Aunque en Puerto Rico la academicidad no es imperativo constitucional, por la ausencia del requisito de "caso o controversia" en el texto de nuestra Constitución, la doctrina -no adjudicar un pleito que se ha tornado académico- rige como un principio de autolimitación judicial, de conformidad con la jurisprudencia del Tribunal Supremo. Asociación de Periodistas v. González, 91 JTS 4.
La autoridad de los tribunales para negarse a resolver una controversia que se ha tornado "académica" surge del elemental principio de que los tribunales existen únicamente para resolver controversias genuinas surgidas entre partes opuestas que tienen interés real en obtener un remedio que haya de afectar sus relaciones jurídicas.

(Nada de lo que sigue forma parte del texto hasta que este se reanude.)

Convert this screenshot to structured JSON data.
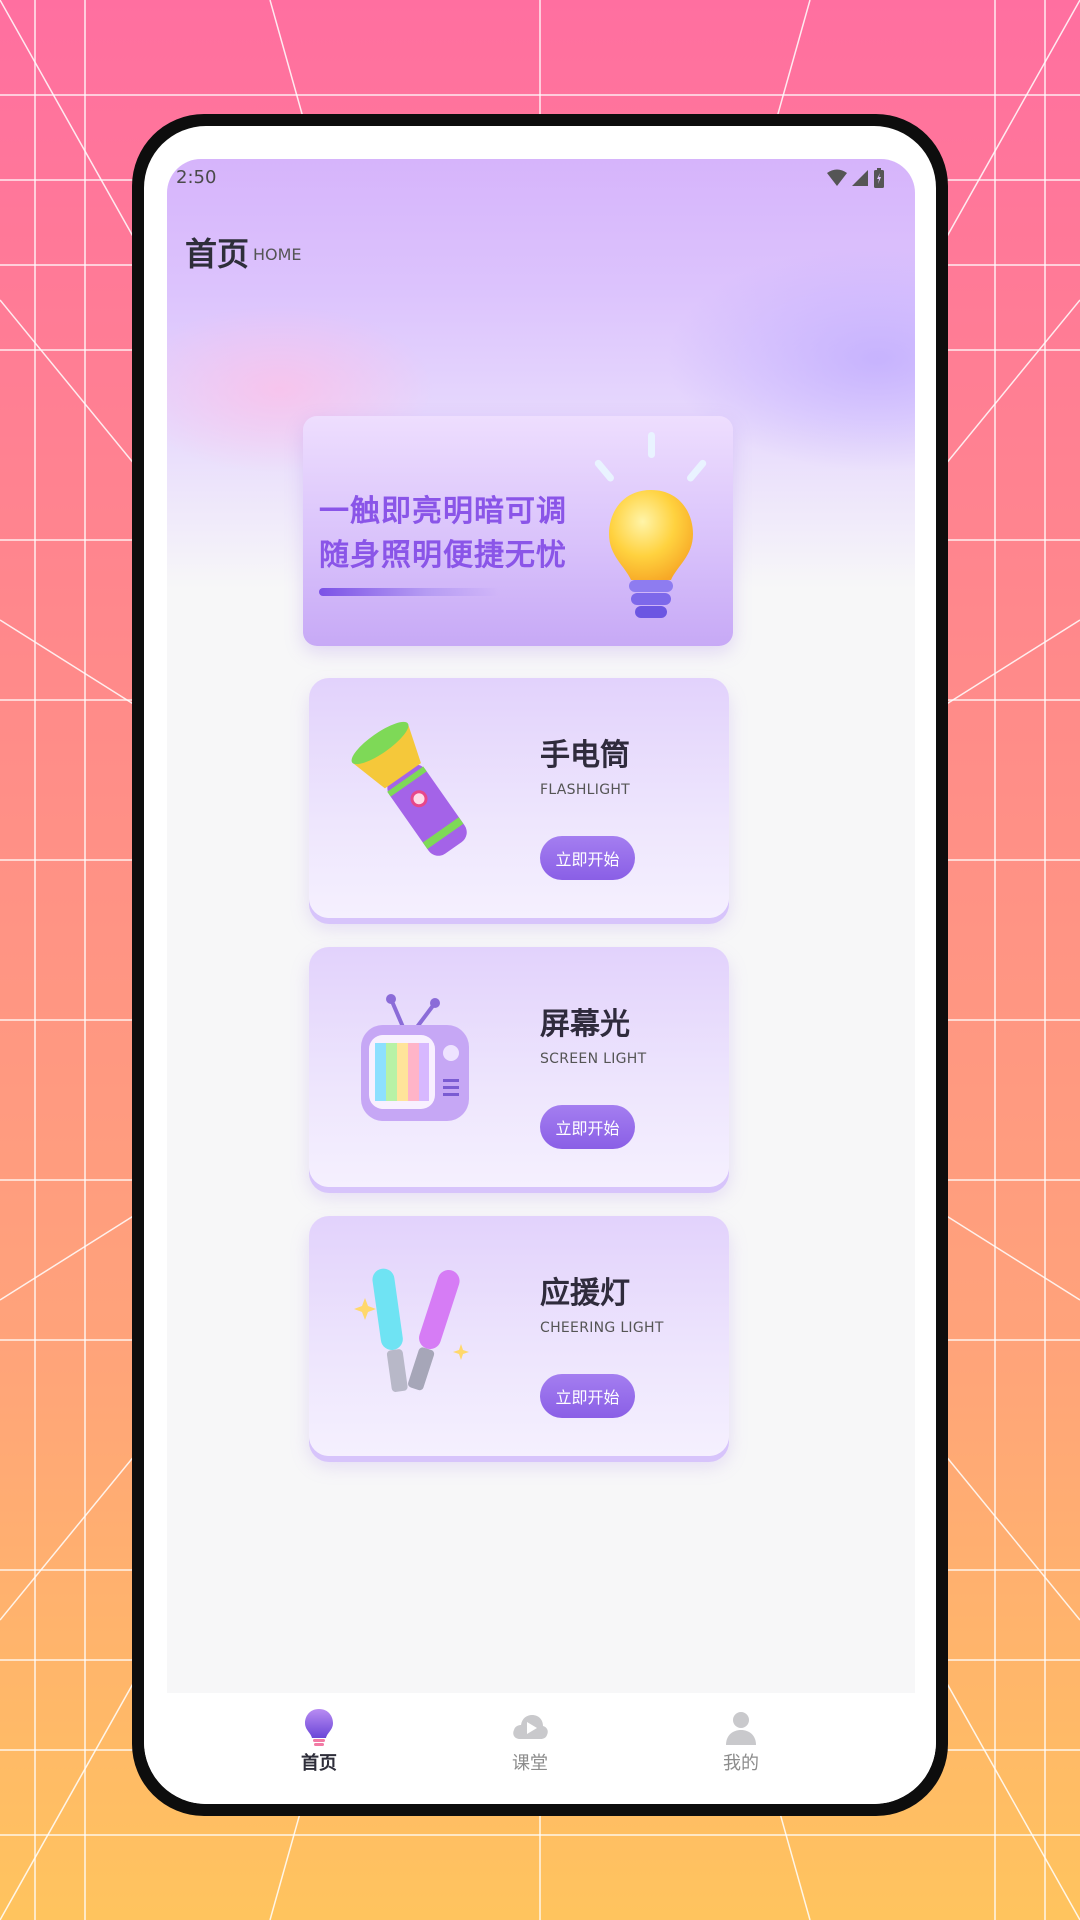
{
  "status_bar": {
    "time": "2:50"
  },
  "header": {
    "title": "首页",
    "subtitle": "HOME"
  },
  "banner": {
    "line1": "一触即亮明暗可调",
    "line2": "随身照明便捷无忧"
  },
  "cards": [
    {
      "title": "手电筒",
      "subtitle": "FLASHLIGHT",
      "button": "立即开始",
      "icon": "flashlight-icon"
    },
    {
      "title": "屏幕光",
      "subtitle": "SCREEN LIGHT",
      "button": "立即开始",
      "icon": "tv-icon"
    },
    {
      "title": "应援灯",
      "subtitle": "CHEERING LIGHT",
      "button": "立即开始",
      "icon": "glowstick-icon"
    }
  ],
  "bottom_nav": {
    "items": [
      {
        "label": "首页",
        "icon": "bulb-icon",
        "active": true
      },
      {
        "label": "课堂",
        "icon": "cloud-play-icon",
        "active": false
      },
      {
        "label": "我的",
        "icon": "person-icon",
        "active": false
      }
    ]
  },
  "colors": {
    "accent": "#8a5fe6",
    "banner_text": "#8a55e8",
    "backdrop_top": "#ff6fa0",
    "backdrop_bottom": "#ffc45e"
  }
}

Asociación de Periodistas v. González, 91 JTS 4.
No puede considerarse académico un recurso cuando su solución puede tener efectos prácticos sobre una controversia existente. Noriega Rodríguez v. Hernández Colón, 88 JTS 118.
Demandante y Fabricante son partes opuestas en una controversia genuina. Demandante tiene un interés real en obtener un remedio por los daños sufridos.No debe desestimarse la demanda por haberse tornado académica la controversia en cuanto a si hubo o no desplazamiento, ya que sigue vigente la controversia en cuanto al daño sufrido y el remedio solicitado.